While Netflix has dozens upon dozens of original TV shows and movies, they have also been buying the rights to several movies from big studios such as Paramount, Universal, and Warner Bros. Paramount distributed Annihilation in the U.S., Canada, and China, but put the film on Netflix for the rest of the world. Netflix also purchased the rights to the film Extinction starring Lizzy Caplan and Michael Peña this year, as well as surprising fans by releasing The Cloverfield Paradox directly after Super Bowl LII. While some of the films they purchased got horrible reviews, that doesn't seem to be the reason why Paramount is moving Eli to Netflix.
First reported by Collider, Netflix has acquired the rights to Paramount's Eli, with plans to still release the film in 2019. Collider revealed that Eli had tested well with audiences, but Paramount decided to move the project to Netflix after Paramount Players' head Brian Robbins left Paramount to run Nickelodeon for Viacom. Paramount had given Eli a release date of January 4, 2019, but had removed the release date a few weeks ago. Eli will stream on Netflix in 2019, but the film doesn't have a set release date as of right now.
Even though Netflix has bought the rights to films before, buying a horror movie that is believed to have tested well with audiences is another step in the right direction for the streaming service. Along with the sci-fi thrillers that were mentioned above, Netflix also purchased the rights to Mowgli: Legend of the Jungle from Warner Bros., which had a star-studded cast including Christian Bale, Cate Blanchett, and Benedict Cumberbatch. While Mowgli has received less than favorable reviews, it was considered a huge step for the streaming service, since it built a strong bridge between Netflix and Hollywood.

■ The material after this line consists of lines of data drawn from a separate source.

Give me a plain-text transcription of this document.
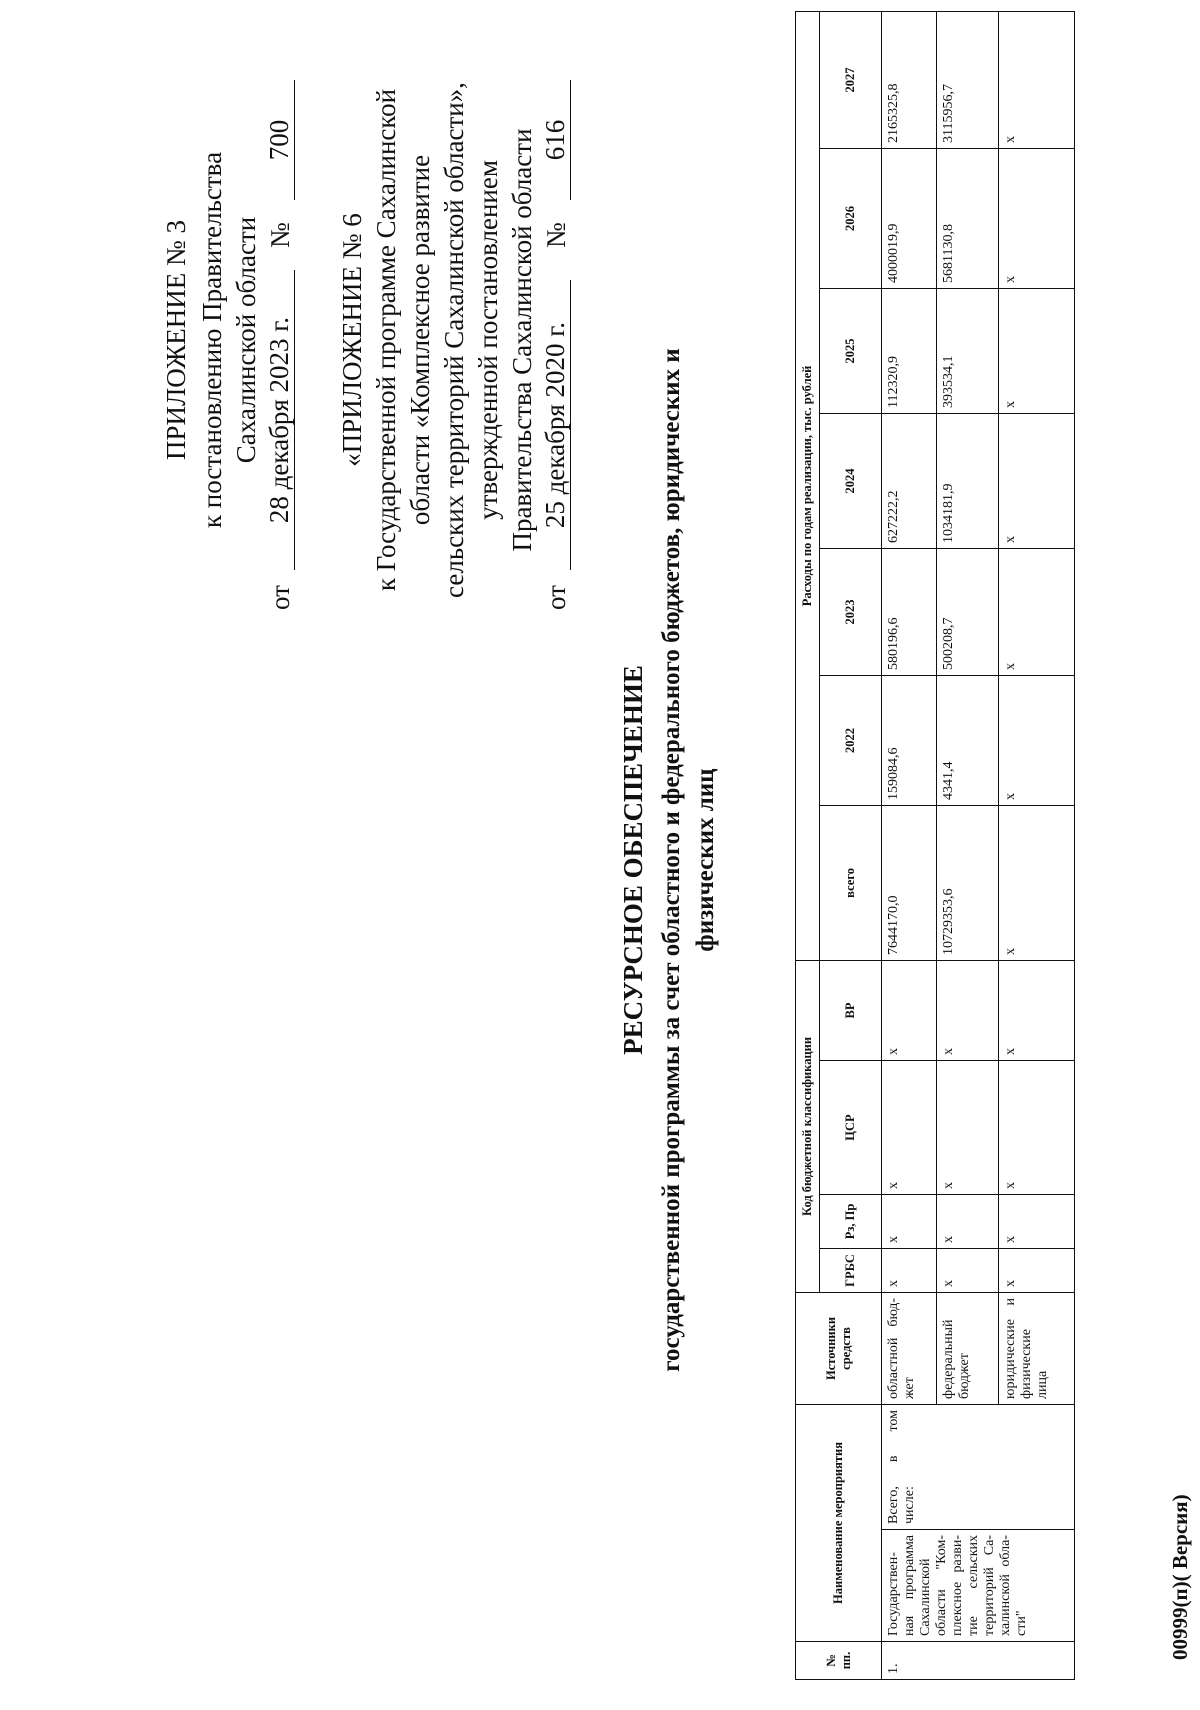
ПРИЛОЖЕНИЕ № 3 к постановлению Правительства Сахалинской области
от
28 декабря 2023 г.
№
700
«ПРИЛОЖЕНИЕ № 6 к Государственной программе Сахалинской области «Комплексное развитие сельских территорий Сахалинской области», утвержденной постановлением Правительства Сахалинской области
от
25 декабря 2020 г.
№
616
РЕСУРСНОЕ ОБЕСПЕЧЕНИЕ государственной программы за счет областного и федерального бюджетов, юридических и физических лиц
№ пп.	Наименование мероприятия		Источники средств	Код бюджетной классификации				Расходы по годам реализации, тыс. рублей						
				ГРБС	Рз, Пр	ЦСР	ВР	всего	2022	2023	2024	2025	2026	2027
1.	Государствен-ная программа Сахалинской области "Ком-плексное разви-тие сельских территорий Са-халинской обла-сти"	Всего, в том числе:	областной бюд-жет	x	x	x	x	7644170,0	159084,6	580196,6	627222,2	112320,9	4000019,9	2165325,8
			федеральный бюджет	x	x	x	x	10729353,6	4341,4	500208,7	1034181,9	393534,1	5681130,8	3115956,7
			юридические и физические лица	x	x	x	x	x	x	x	x	x	x	x
00999(п)( Версия)
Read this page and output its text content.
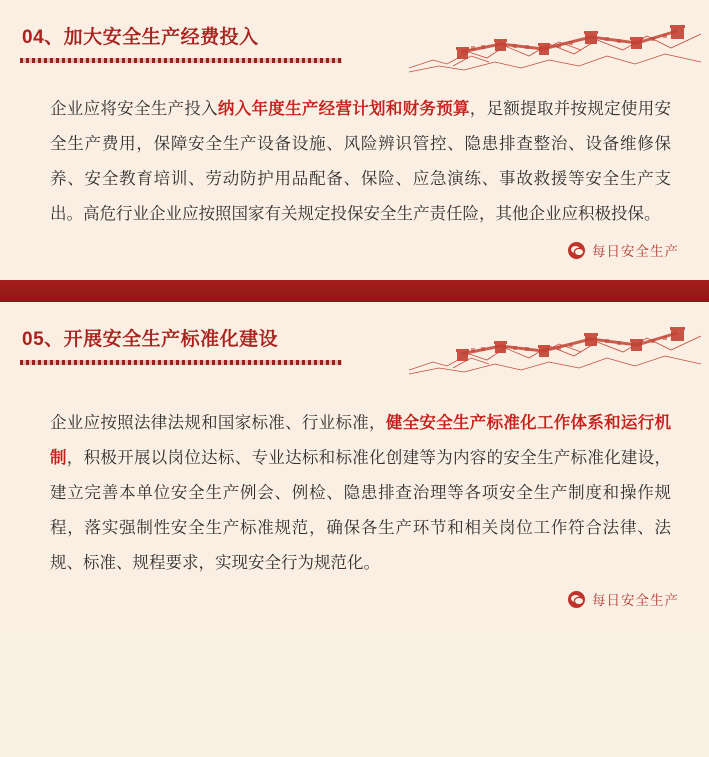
04、加大安全生产经费投入
企业应将安全生产投入纳入年度生产经营计划和财务预算，足额提取并按规定使用安全生产费用，保障安全生产设备设施、风险辨识管控、隐患排查整治、设备维修保养、安全教育培训、劳动防护用品配备、保险、应急演练、事故救援等安全生产支出。高危行业企业应按照国家有关规定投保安全生产责任险，其他企业应积极投保。
每日安全生产
05、开展安全生产标准化建设
企业应按照法律法规和国家标准、行业标准，健全安全生产标准化工作体系和运行机制，积极开展以岗位达标、专业达标和标准化创建等为内容的安全生产标准化建设，建立完善本单位安全生产例会、例检、隐患排查治理等各项安全生产制度和操作规程，落实强制性安全生产标准规范，确保各生产环节和相关岗位工作符合法律、法规、标准、规程要求，实现安全行为规范化。
每日安全生产
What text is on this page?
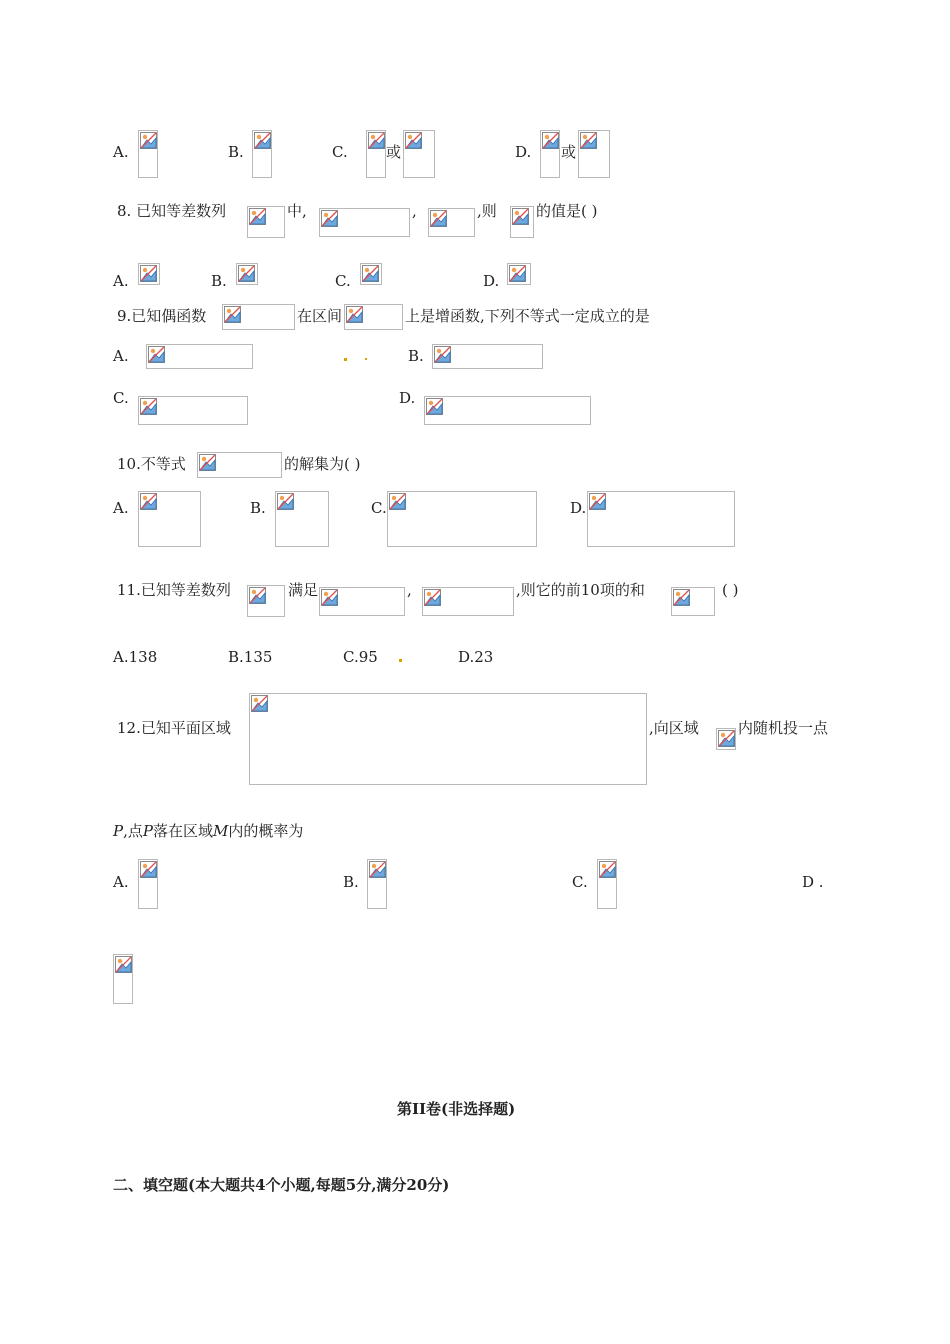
A.	B.	C.	或	D. 或
8. 已知等差数列	中,	,	,则	的值是( )
A.	B.	C.	D.
9.已知偶函数	在区间	上是增函数,下列不等式一定成立的是
A.	B.
C.	D.
10.不等式	的解集为( )
A.	B.	C.	D.
11.已知等差数列	满足	,	,则它的前10项的和	( )
A.138	B.135	C.95	D.23
12.已知平面区域	,向区域	内随机投一点
P,点P落在区域M内的概率为
A.	B.	C.	D .
第II卷(非选择题)
二、填空题(本大题共4个小题,每题5分,满分20分)
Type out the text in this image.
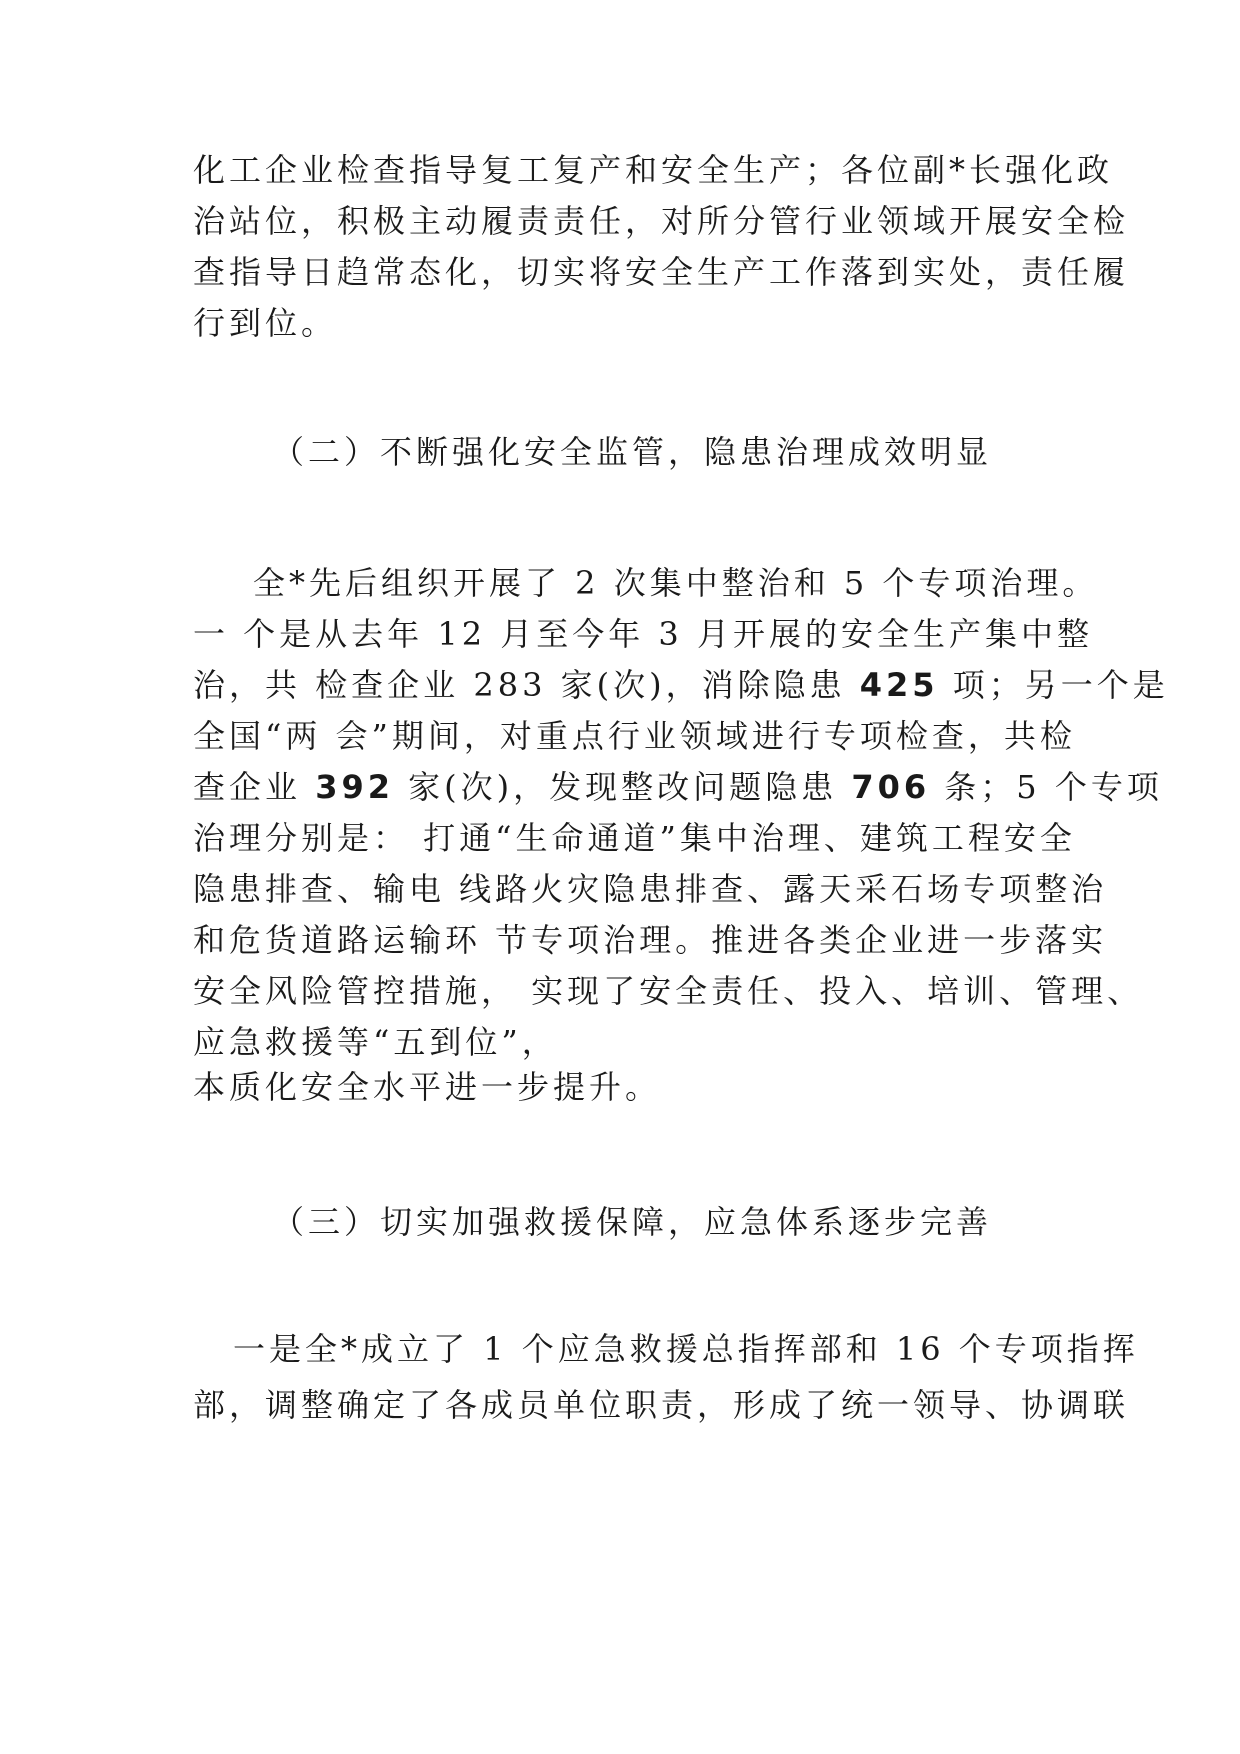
化工企业检查指导复工复产和安全生产；各位副*长强化政
治站位，积极主动履责责任，对所分管行业领域开展安全检
查指导日趋常态化，切实将安全生产工作落到实处，责任履
行到位。
（二）不断强化安全监管，隐患治理成效明显
全*先后组织开展了 2 次集中整治和 5 个专项治理。
一 个是从去年 12 月至今年 3 月开展的安全生产集中整
治，共 检查企业 283 家(次)，消除隐患 425 项；另一个是
全国“两 会”期间，对重点行业领域进行专项检查，共检
查企业 392 家(次)，发现整改问题隐患 706 条；5 个专项
治理分别是： 打通“生命通道”集中治理、建筑工程安全
隐患排查、输电 线路火灾隐患排查、露天采石场专项整治
和危货道路运输环 节专项治理。推进各类企业进一步落实
安全风险管控措施， 实现了安全责任、投入、培训、管理、
应急救援等“五到位”，
本质化安全水平进一步提升。
（三）切实加强救援保障，应急体系逐步完善
一是全*成立了 1 个应急救援总指挥部和 16 个专项指挥
部，调整确定了各成员单位职责，形成了统一领导、协调联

Eli was going to be released in a little less than a month, but Paramount still hadn't released any marketing material for the film. Horror fans haven't even gotten a poster or a trailer, but this could've been part of Paramount's reasoning to move Eli to Netflix, along with the fact that the film didn't really provide any big-name actors or a well-known director. Even though Eli might have gotten great reviews with a theatrical release, Paramount avoided risking a box office bomb by selling the film to Netflix instead.